We’re often exhorted to remember just how fortunate we are to be at Yale. Yale offers its undergraduates a level of academic and cultural opportunity available at few other colleges. Our libraries have far more books and our theaters more plays than can be read or seen.

Harry Larson_headshot_(David Yu)But while it would be difficult to overestimate the aesthetic and intellectual opportunities available to us as undergraduates, the material benefits we receive are similarly huge, if often less openly touted. The most obvious of these are Yale’s generous financial aid policies, though we also benefit from plentiful student job opportunities, a high on-campus minimum wage, subsidies for international travel, residential college and class excursions to New York, among other things.

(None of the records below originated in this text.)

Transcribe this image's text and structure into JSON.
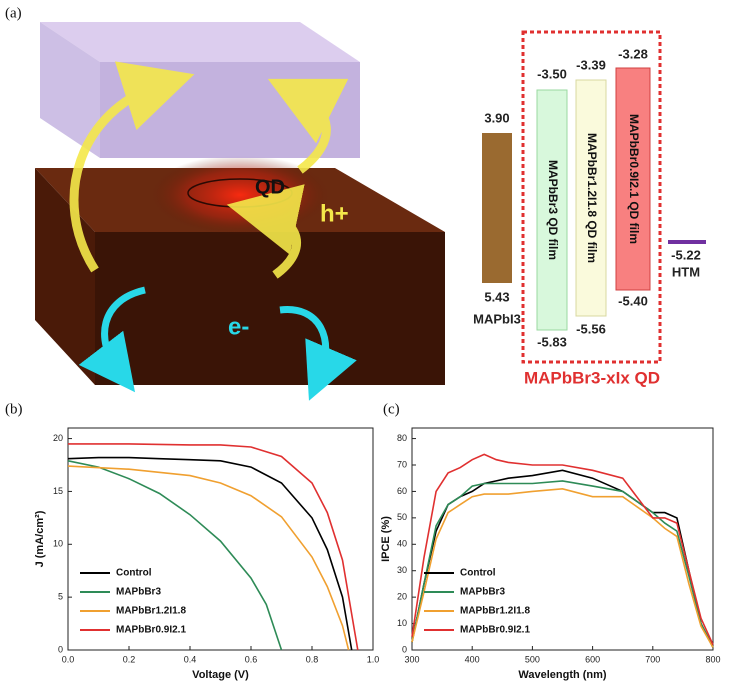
{
  "diagram": {
    "panel_label": "(a)",
    "qd_label": "QD",
    "hole_label": "h+",
    "electron_label": "e-",
    "levels": [
      {
        "top": "3.90",
        "bottom": "5.43",
        "name": "MAPbI3"
      },
      {
        "top": "-3.50",
        "bottom": "-5.83",
        "name": "MAPbBr3 QD film"
      },
      {
        "top": "-3.39",
        "bottom": "-5.56",
        "name": "MAPbBr1.2I1.8 QD film"
      },
      {
        "top": "-3.28",
        "bottom": "-5.40",
        "name": "MAPbBr0.9I2.1 QD film"
      }
    ],
    "htm": {
      "level": "-5.22",
      "name": "HTM"
    },
    "group_label": "MAPbBr3-xIx QD"
  },
  "chart_data": [
    {
      "type": "line",
      "panel_label": "(b)",
      "xlabel": "Voltage (V)",
      "ylabel": "J (mA/cm²)",
      "xlim": [
        0,
        1
      ],
      "xticks": [
        {
          "value": 0,
          "label": "0.0"
        },
        0.2,
        0.4,
        0.6,
        0.8,
        {
          "value": 1,
          "label": "1.0"
        }
      ],
      "ylim": [
        0,
        21
      ],
      "yticks": [
        0,
        5,
        10,
        15,
        20
      ],
      "legend": "lower left",
      "series": [
        {
          "name": "Control",
          "color": "#000000",
          "x": [
            0,
            0.1,
            0.2,
            0.3,
            0.4,
            0.5,
            0.6,
            0.7,
            0.8,
            0.85,
            0.9,
            0.93
          ],
          "values": [
            18.1,
            18.2,
            18.2,
            18.1,
            18.0,
            17.9,
            17.3,
            15.8,
            12.5,
            9.5,
            5,
            0
          ]
        },
        {
          "name": "MAPbBr3",
          "color": "#2e8b57",
          "x": [
            0,
            0.1,
            0.2,
            0.3,
            0.4,
            0.5,
            0.6,
            0.65,
            0.7
          ],
          "values": [
            17.9,
            17.3,
            16.2,
            14.8,
            12.8,
            10.3,
            6.8,
            4.3,
            0
          ]
        },
        {
          "name": "MAPbBr1.2I1.8",
          "color": "#f0a030",
          "x": [
            0,
            0.2,
            0.4,
            0.5,
            0.6,
            0.7,
            0.8,
            0.85,
            0.9,
            0.92
          ],
          "values": [
            17.4,
            17.1,
            16.5,
            15.8,
            14.6,
            12.6,
            8.8,
            6,
            2.3,
            0
          ]
        },
        {
          "name": "MAPbBr0.9I2.1",
          "color": "#e03030",
          "x": [
            0,
            0.2,
            0.4,
            0.5,
            0.6,
            0.7,
            0.8,
            0.85,
            0.9,
            0.95
          ],
          "values": [
            19.5,
            19.5,
            19.4,
            19.4,
            19.2,
            18.3,
            15.8,
            13,
            8.5,
            0
          ]
        }
      ]
    },
    {
      "type": "line",
      "panel_label": "(c)",
      "xlabel": "Wavelength (nm)",
      "ylabel": "IPCE (%)",
      "xlim": [
        300,
        800
      ],
      "xticks": [
        300,
        400,
        500,
        600,
        700,
        800
      ],
      "ylim": [
        0,
        84
      ],
      "yticks": [
        0,
        10,
        20,
        30,
        40,
        50,
        60,
        70,
        80
      ],
      "legend": "lower left",
      "x": [
        300,
        320,
        340,
        360,
        380,
        400,
        420,
        440,
        460,
        500,
        550,
        600,
        650,
        700,
        720,
        740,
        760,
        780,
        800
      ],
      "series": [
        {
          "name": "Control",
          "color": "#000000",
          "values": [
            3,
            25,
            45,
            55,
            58,
            60,
            63,
            64,
            65,
            66,
            68,
            65,
            60,
            52,
            52,
            50,
            30,
            10,
            1
          ]
        },
        {
          "name": "MAPbBr3",
          "color": "#2e8b57",
          "values": [
            3,
            25,
            47,
            55,
            58,
            62,
            63,
            63,
            63,
            63,
            64,
            62,
            60,
            52,
            48,
            45,
            28,
            10,
            1
          ]
        },
        {
          "name": "MAPbBr1.2I1.8",
          "color": "#f0a030",
          "values": [
            3,
            22,
            42,
            52,
            55,
            58,
            59,
            59,
            59,
            60,
            61,
            58,
            58,
            50,
            46,
            43,
            25,
            9,
            1
          ]
        },
        {
          "name": "MAPbBr0.9I2.1",
          "color": "#e03030",
          "values": [
            5,
            35,
            60,
            67,
            69,
            72,
            74,
            72,
            71,
            70,
            70,
            68,
            65,
            50,
            50,
            48,
            30,
            12,
            2
          ]
        }
      ]
    }
  ]
}
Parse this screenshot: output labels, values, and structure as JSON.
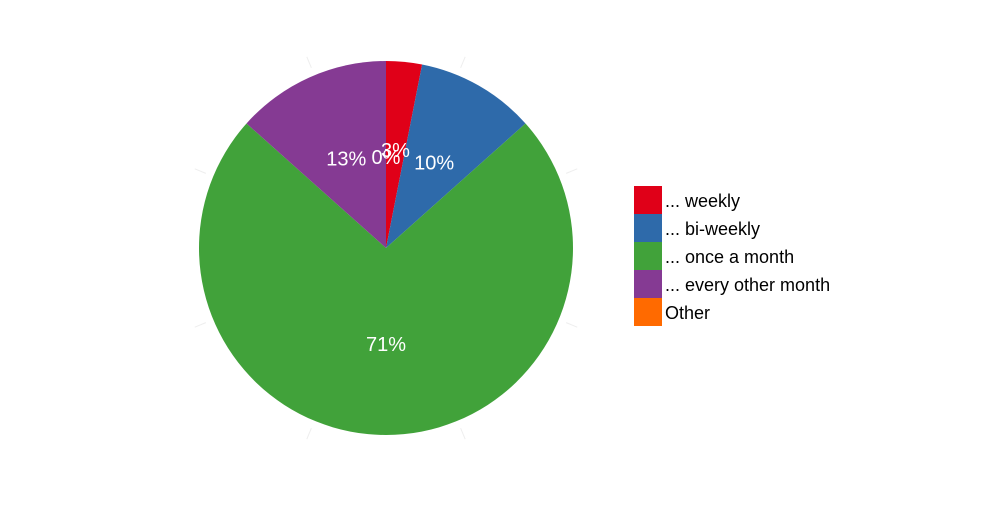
{
  "chart_data": {
    "type": "pie",
    "categories": [
      "... weekly",
      "... bi-weekly",
      "... once a month",
      "... every other month",
      "Other"
    ],
    "values": [
      3,
      10,
      71,
      13,
      0
    ],
    "labels": [
      "3%",
      "10%",
      "71%",
      "13%",
      "0%"
    ],
    "colors": [
      "#e00018",
      "#2e6aaa",
      "#41a23a",
      "#853a93",
      "#ff6a00"
    ],
    "legend_position": "right",
    "label_color": "#ffffff",
    "background": "#ffffff"
  }
}
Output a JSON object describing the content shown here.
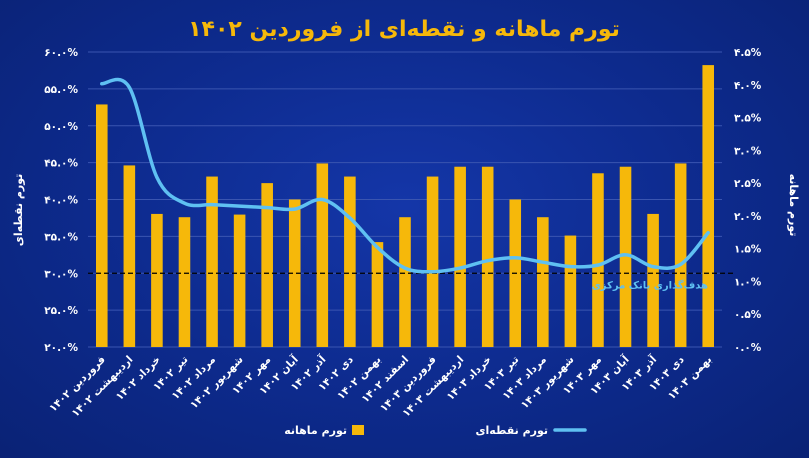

Yale’s largest gift to us is our degree, or, more accurately, the enhanced earnings, increased security and expanded freedom that our degrees carry. One often doesn’t realize until senior year the sheer power the Yale name commands in a still largely depressed job market.

That power helps catapult many Yale students into an elite class whose wealth and incomes are growing much faster than those of the larger American population. And that reality makes us a part of the national conversation on social equity.

Many Yale students going into business, research or pre-law jobs can expect to immediately — and by themselves — make significantly more than the U.S. median household income of slightly over $50,000 a year. Even Yalies pursuing traditionally less lucrative careers in journalism, the arts and the social sector can expect better compensation and a higher probability of employment than those without a Yale degree. Many employers trust our ability to learn relevant skills on the job, which allows Yalies to make academic decisions like choice of major without much regard to future employment prospects.

Indeed, I’ve been amazed to hear just how different — and more difficult — the job search can be for students from other elite universities. Employers will out-bid each other for the privilege of interviewing Yalies on-campus and pay for us to travel for second-round interviews. Straight-A students at many schools often have to travel at their own expense for a first-round interview.

The structural advantages Yalies hold in their job searches are not shared across all elite universities or even all Ivies. Rather, the status Yale holds (often explicitly) as a target school for top employers is shared by an exceptionally small number of schools. While I have no idea whether or not this is the case, it would be interesting to see empirical work on whether the increasing concentration of wealth and income among the top 1 and even 0.1 percent is correlated with increased opportunities for graduates of the top-top (as opposed to just top) schools.

I do not know whether, from an employer’s perspective, the respect afforded the Yale name is totally deserved. It may be that Yale teaches us valuable skills and ways of thinking. More likely, employers know that Yalies are high achievers, so our degree signals our productive capacity. It is also undoubtedly the case that because former Yale graduates were employed in elite positions and institutions, current Yale students benefit from established networks and connections, irrespective of objective measures of ability.

Regardless of the reasons behind it, the Yale degree clearly increases opportunities and compensation for employment. It is therefore our responsibility to examine how Yale’s decisions impact this country’s increasing concentration of income and opportunity at the very top.

When it comes to expanding access to the opportunities Yale offers, our generous financial aid policies are clear steps in the right direction — as are increasing efforts to reach out to people who traditionally do not consider applying to Yale. Such efforts must be redoubled at the same time as regressive policies, such as legacy preference, are re-evaluated and likely eliminated.

But steps like these are insufficient. Given the immigration and natural growth that’s occurred in this country since our parents went to school, top universities must attempt to keep their enrollment at least at pace with the country’s population growth. Admissions officers at most top colleges acknowledge that there are far more qualified applicants than there are spots for students. The current reality of increasingly low admission rates at top colleges — coupled with increasing benefits for the few who get in — is fundamentally unjust. Yale, with its new residential colleges, is taking a step in the right direction. And others should follow its lead.